New York – More than 250 million Orthodox Christians worldwide will celebrate Easter (Pascha) this year on April 19. Faithful in great numbers, crowd churches for Holy Week services and in preparation for the Feast of Feasts, the Resurrection of Christ.
“On this Holy Feast of Pascha, as we fill our churches and our hearts with the light and joy of the Resurrection, let us joyfully profess our belief in the Risen Lord, Who is in our midst,” says Archbishop Demetrios, spiritual leader of 1.5 million Greek Orthodox Christians in America and Chairman of the Standing Conference of Canonical Orthodox Bishops in Americas, in his Easter Encyclical. “Through faith and our partaking of His body and blood in the Divine Mystery of Holy Communion, let us receive His love and affirm the assurance of His blessings upon us.”
“Let us proclaim,” Archbishop Demetrios continues, “to a world in need that we are people of the Resurrection, that we are people of hope and salvation, and that we are people of faith.
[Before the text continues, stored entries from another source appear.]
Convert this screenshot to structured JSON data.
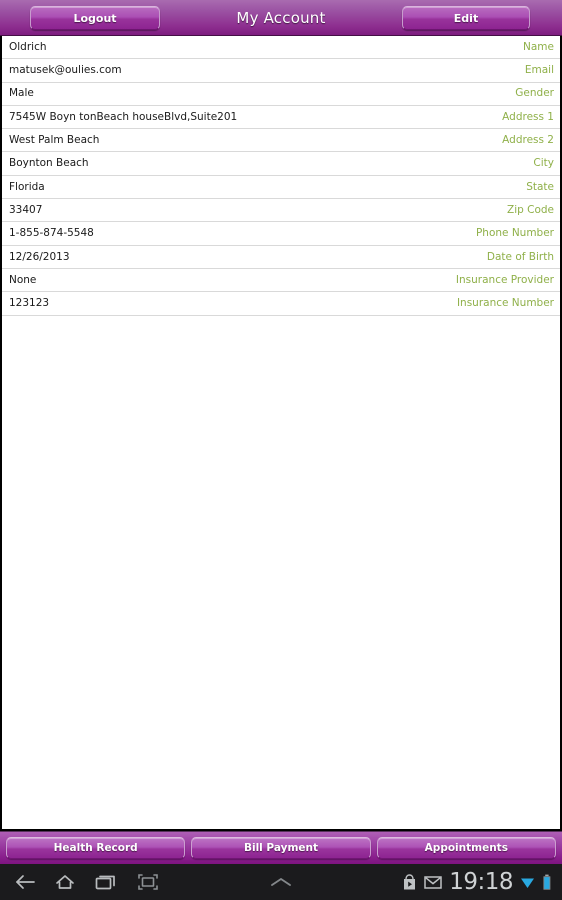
{
  "titlebar": {
    "logout_label": "Logout",
    "title": "My Account",
    "edit_label": "Edit"
  },
  "account": {
    "rows": [
      {
        "value": "Oldrich",
        "label": "Name"
      },
      {
        "value": "matusek@oulies.com",
        "label": "Email"
      },
      {
        "value": "Male",
        "label": "Gender"
      },
      {
        "value": "7545W Boyn tonBeach houseBlvd,Suite201",
        "label": "Address 1"
      },
      {
        "value": "West Palm Beach",
        "label": "Address 2"
      },
      {
        "value": "Boynton Beach",
        "label": "City"
      },
      {
        "value": "Florida",
        "label": "State"
      },
      {
        "value": "33407",
        "label": "Zip Code"
      },
      {
        "value": "1-855-874-5548",
        "label": "Phone Number"
      },
      {
        "value": "12/26/2013",
        "label": "Date of Birth"
      },
      {
        "value": "None",
        "label": "Insurance Provider"
      },
      {
        "value": "123123",
        "label": "Insurance Number"
      }
    ]
  },
  "tabbar": {
    "items": [
      {
        "label": "Health Record"
      },
      {
        "label": "Bill Payment"
      },
      {
        "label": "Appointments"
      }
    ]
  },
  "systembar": {
    "back_icon": "back-arrow-icon",
    "home_icon": "home-icon",
    "recents_icon": "recent-apps-icon",
    "screenshot_icon": "screenshot-icon",
    "expand_icon": "chevron-up-icon",
    "playstore_icon": "play-store-icon",
    "mail_icon": "gmail-envelope-icon",
    "clock": "19:18",
    "wifi_icon": "wifi-icon",
    "battery_icon": "battery-icon"
  },
  "colors": {
    "accent_purple": "#9c3fa3",
    "label_green": "#8fb049",
    "value_text": "#1a1a1a",
    "content_bg": "#ffffff",
    "sysbar_bg": "#1b1b1d"
  }
}
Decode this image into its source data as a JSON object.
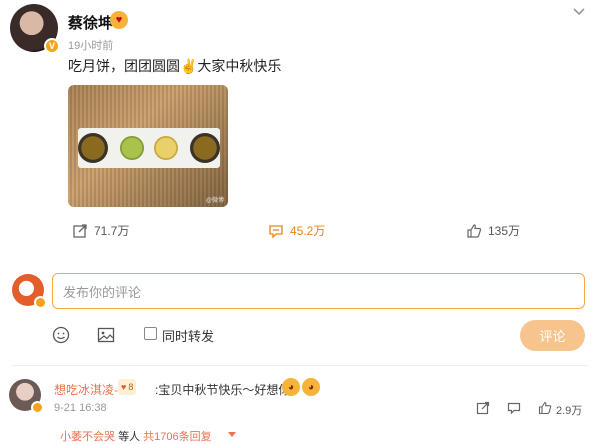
{
  "post": {
    "author": "蔡徐坤",
    "author_badge_emoji": "heart-eyes",
    "time": "19小时前",
    "text": "吃月饼，团团圆圆✌️大家中秋快乐",
    "image_watermark": "@微博"
  },
  "actions": {
    "repost_count": "71.7万",
    "comment_count": "45.2万",
    "like_count": "135万",
    "accent": "#f7a41b"
  },
  "composer": {
    "placeholder": "发布你的评论",
    "repost_label": "同时转发",
    "submit_label": "评论"
  },
  "comment": {
    "user": "想吃冰淇凌-",
    "badge": "8",
    "text": ":宝贝中秋节快乐～好想你",
    "time": "9-21 16:38",
    "likes": "2.9万",
    "replies": {
      "user": "小萎不会哭",
      "middle": "等人",
      "count": "共1706条回复"
    }
  }
}
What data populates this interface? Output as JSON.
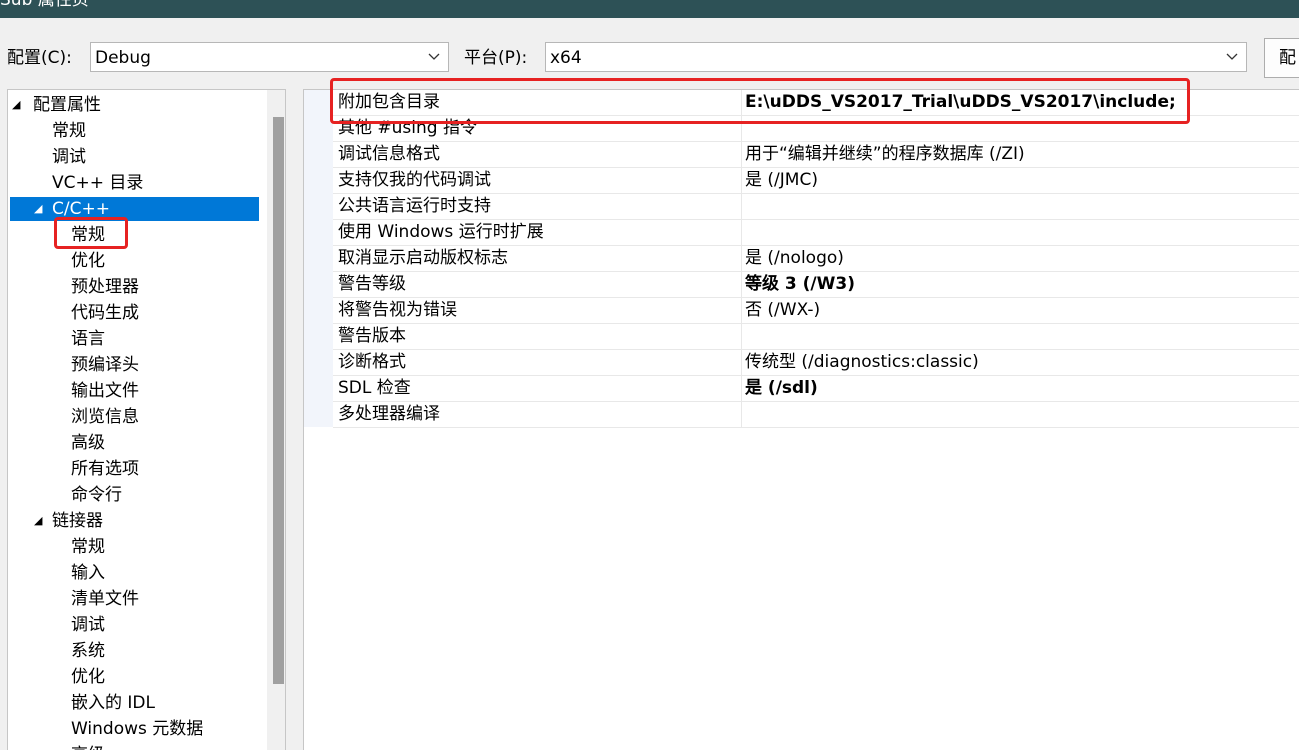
{
  "window": {
    "title": "Sub 属性页"
  },
  "toolbar": {
    "config_label": "配置(C):",
    "config_value": "Debug",
    "platform_label": "平台(P):",
    "platform_value": "x64",
    "config_manager_label": "配"
  },
  "tree": {
    "items": [
      {
        "label": "配置属性",
        "expanded": true
      },
      {
        "label": "常规"
      },
      {
        "label": "调试"
      },
      {
        "label": "VC++ 目录"
      },
      {
        "label": "C/C++",
        "expanded": true,
        "selected": true
      },
      {
        "label": "常规",
        "highlighted": true
      },
      {
        "label": "优化"
      },
      {
        "label": "预处理器"
      },
      {
        "label": "代码生成"
      },
      {
        "label": "语言"
      },
      {
        "label": "预编译头"
      },
      {
        "label": "输出文件"
      },
      {
        "label": "浏览信息"
      },
      {
        "label": "高级"
      },
      {
        "label": "所有选项"
      },
      {
        "label": "命令行"
      },
      {
        "label": "链接器",
        "expanded": true
      },
      {
        "label": "常规"
      },
      {
        "label": "输入"
      },
      {
        "label": "清单文件"
      },
      {
        "label": "调试"
      },
      {
        "label": "系统"
      },
      {
        "label": "优化"
      },
      {
        "label": "嵌入的 IDL"
      },
      {
        "label": "Windows 元数据"
      },
      {
        "label": "高级"
      }
    ]
  },
  "properties": [
    {
      "name": "附加包含目录",
      "value": "E:\\uDDS_VS2017_Trial\\uDDS_VS2017\\include;",
      "bold": true,
      "highlighted": true
    },
    {
      "name": "其他 #using 指令",
      "value": ""
    },
    {
      "name": "调试信息格式",
      "value": "用于“编辑并继续”的程序数据库 (/ZI)"
    },
    {
      "name": "支持仅我的代码调试",
      "value": "是 (/JMC)"
    },
    {
      "name": "公共语言运行时支持",
      "value": ""
    },
    {
      "name": "使用 Windows 运行时扩展",
      "value": ""
    },
    {
      "name": "取消显示启动版权标志",
      "value": "是 (/nologo)"
    },
    {
      "name": "警告等级",
      "value": "等级 3 (/W3)",
      "bold": true
    },
    {
      "name": "将警告视为错误",
      "value": "否 (/WX-)"
    },
    {
      "name": "警告版本",
      "value": ""
    },
    {
      "name": "诊断格式",
      "value": "传统型 (/diagnostics:classic)"
    },
    {
      "name": "SDL 检查",
      "value": "是 (/sdl)",
      "bold": true
    },
    {
      "name": "多处理器编译",
      "value": ""
    }
  ],
  "colors": {
    "title_bar": "#2d5156",
    "selection": "#0078d7",
    "highlight_box": "#e62222"
  }
}
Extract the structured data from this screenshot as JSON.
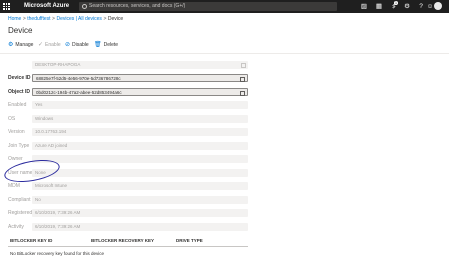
{
  "topbar": {
    "brand": "Microsoft Azure",
    "search_placeholder": "Search resources, services, and docs (G+/)",
    "icons": [
      "cloud-shell-icon",
      "directory-filter-icon",
      "notifications-icon",
      "settings-icon",
      "help-icon",
      "feedback-icon"
    ],
    "notification_count": "1"
  },
  "breadcrumb": {
    "items": [
      "Home",
      "thedufftest",
      "Devices | All devices",
      "Device"
    ],
    "separator": ">"
  },
  "page": {
    "title": "Device"
  },
  "commands": {
    "manage": "Manage",
    "enable": "Enable",
    "disable": "Disable",
    "delete": "Delete"
  },
  "fields": [
    {
      "label": "",
      "value": "DESKTOP-RHAPOGA"
    },
    {
      "label": "Device ID",
      "value": "68825e7f-52d5-4e56-970e-5d736786728c"
    },
    {
      "label": "Object ID",
      "value": "0bd0212c-194b-47a2-abee-52d853494a6c"
    },
    {
      "label": "Enabled",
      "value": "Yes"
    },
    {
      "label": "OS",
      "value": "Windows"
    },
    {
      "label": "Version",
      "value": "10.0.17763.194"
    },
    {
      "label": "Join Type",
      "value": "Azure AD joined"
    },
    {
      "label": "Owner",
      "value": ""
    },
    {
      "label": "User name",
      "value": "None"
    },
    {
      "label": "MDM",
      "value": "Microsoft Intune"
    },
    {
      "label": "Compliant",
      "value": "No"
    },
    {
      "label": "Registered",
      "value": "6/10/2019, 7:39:26 AM"
    },
    {
      "label": "Activity",
      "value": "6/10/2019, 7:39:26 AM"
    }
  ],
  "bitlocker": {
    "columns": [
      "BITLOCKER KEY ID",
      "BITLOCKER RECOVERY KEY",
      "DRIVE TYPE"
    ],
    "empty_message": "No BitLocker recovery key found for this device"
  },
  "colors": {
    "topbar": "#1f1f1f",
    "accent": "#0078d4",
    "annotation": "#2b2b9e"
  }
}
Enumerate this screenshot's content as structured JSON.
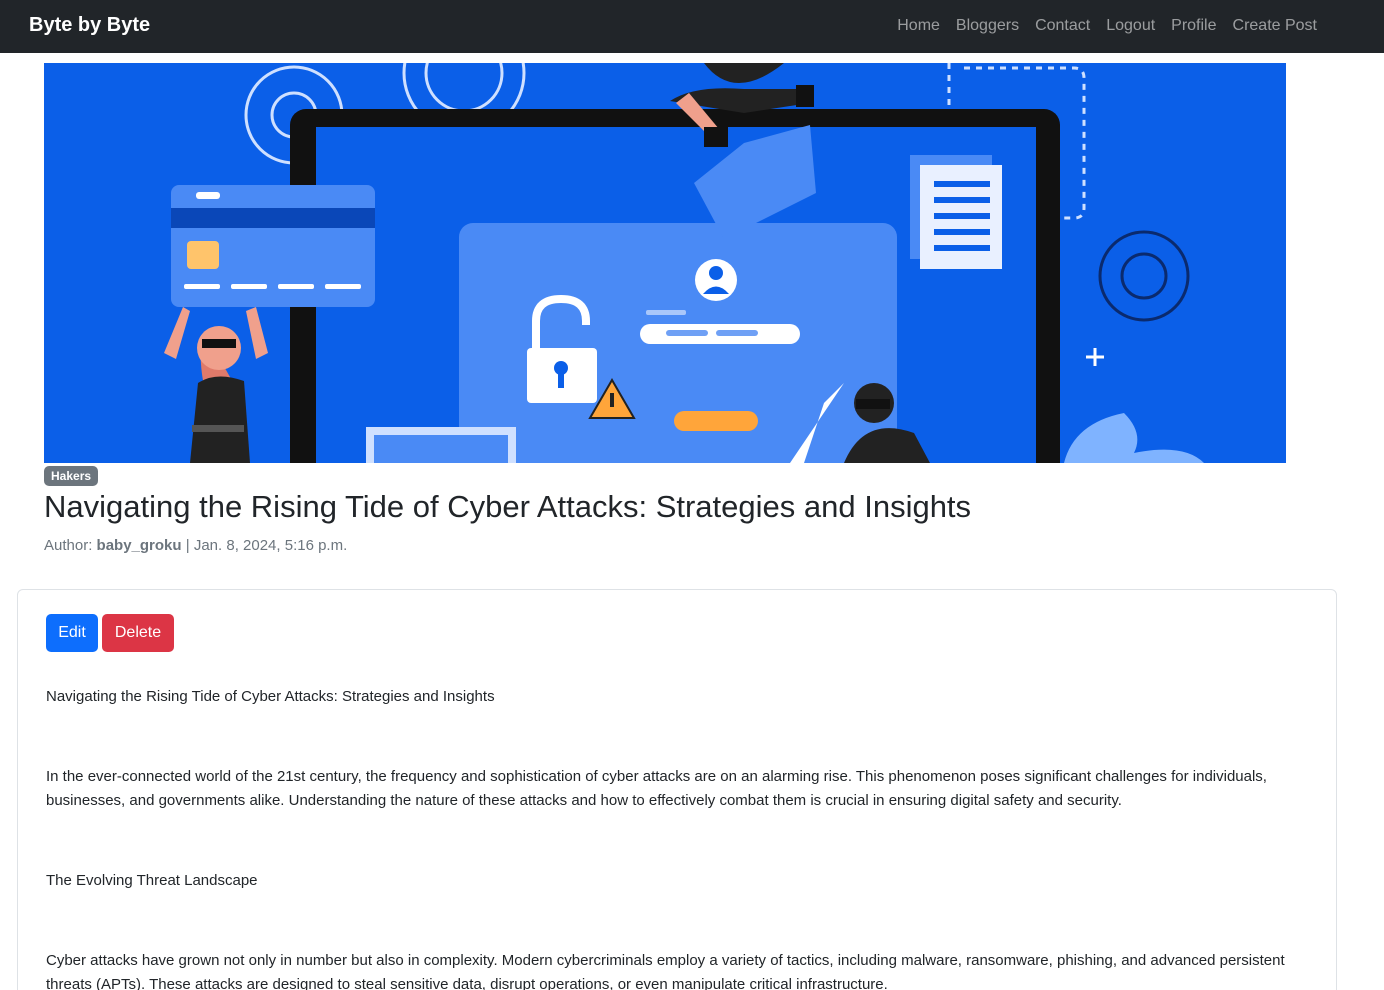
{
  "navbar": {
    "brand": "Byte by Byte",
    "links": [
      "Home",
      "Bloggers",
      "Contact",
      "Logout",
      "Profile",
      "Create Post"
    ]
  },
  "post": {
    "category": "Hakers",
    "title": "Navigating the Rising Tide of Cyber Attacks: Strategies and Insights",
    "author_label": "Author:",
    "author": "baby_groku",
    "separator": "|",
    "date": "Jan. 8, 2024, 5:16 p.m.",
    "actions": {
      "edit_label": "Edit",
      "delete_label": "Delete"
    },
    "paragraphs": [
      "Navigating the Rising Tide of Cyber Attacks: Strategies and Insights",
      "In the ever-connected world of the 21st century, the frequency and sophistication of cyber attacks are on an alarming rise. This phenomenon poses significant challenges for individuals, businesses, and governments alike. Understanding the nature of these attacks and how to effectively combat them is crucial in ensuring digital safety and security.",
      "The Evolving Threat Landscape",
      "Cyber attacks have grown not only in number but also in complexity. Modern cybercriminals employ a variety of tactics, including malware, ransomware, phishing, and advanced persistent threats (APTs). These attacks are designed to steal sensitive data, disrupt operations, or even manipulate critical infrastructure."
    ]
  },
  "colors": {
    "navbar_bg": "#212529",
    "hero_bg": "#0b5fe8",
    "edit_button": "#0d6efd",
    "delete_button": "#dc3545",
    "badge": "#6c757d"
  }
}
And let us invite all to come into the loving embrace of the living Lord Who is Risen and to see Him, experience Him, and find everlasting joy and peace in Him, Who has vanquished the power of death so that whoever believes in Him will not perish but have eternal life (John 3:16).
Archbishop Demetrios is officiating at Holy Week services in Greek Orthodox parishes in the metropolitan area including Good Friday Lamentations and Resurrection services Saturday at the Archdiocesan Cathedral of the Holy Trinity (319 East 74th St. New York City). Good Friday services will begin at 8:00 p.m. and Resurrection Services Saturday evening at 11:00 p.m.
Centuries-old religious services which recall the passion, crucifixion and Resurrection of Christ are conducted each morning and evening throughout this Holy Week in Orthodox Christian Churches including: Greek, Russian, Romanian, Antiochian, Bulgarian, Carpatho-Russian, Albanian, Serbian and Ukrainian, which serve some 6 million faithful in the Americas.
This past Sunday – Palm Sunday – during the Divine Liturgy, palms were blessed and distributed to the faithful commemorating Christʼs entrance into Jerusalem.
Today, Holy Wednesday, the faithful are anointed with the Sacrament of Holy Unction, blessed oil, which cleanses, renews and strengthens both spiritually and physically.
On Holy Thursday evening, the Service of Holy Passion takes place, during which the Twelve Lessons of the Gospel are read. After the Fifth Gospel a solemn litany begins. A large crucifix is carried in a procession led by the clergy as the mournful hymn of Crucifixion is sung.
On Good Friday afternoon, the Vespers of the Descent from the Cross are offered. The Body of Christ is taken down from the Cross, wrapped in white linen and is prepared for burial.
On Good Friday evening, the Lamentations are sung during the Epitaphios Service, which symbolizes the burial of Christ.
On Holy Saturday evening, the Easter Resurrection Service begins with Matins at 11 p.m. At midnight, the Church is completely darkened and the faithful wait in joyous expectation for the Bishop or priest to come forth carrying a white candle, chanting, Come; Receive the Light, the Light of the Resurrection. The light is passed to the congregation until the Church is ablaze with the glow of candlelight. A procession of altar boys, choir, chanters and clergy joined by all the faithful move outdoors where the Gospel proclaiming the Resurrection of Christ is read. The triumphant hymn, Christos Anesti, Christ is Risen is joyously sung by the faithful. At the conclusion of the Resurrection Liturgy, red Easter eggs, which symbolize the Resurrection of Jesus Christ, are distributed to the congregation.
On Easter Sunday, the Vespers of AGAPE (Love) are celebrated with the Holy Gospel of the Resurrection read in several languages emphasizing the universality of Christʼs teaching of love and peace.
The Orthodox date for Easter is based on a decree of the Council of Nicaea, Asia Minor, held in 325 A.D. According to this decree, Easter must be celebrated on the Sunday following the first full moon of the vernal equinox but always after the Hebrew Passover to maintain the Biblical sequence of events of the Crucifixion and the Resurrection. The Orthodox Christian churches have adhered strictly to this formula.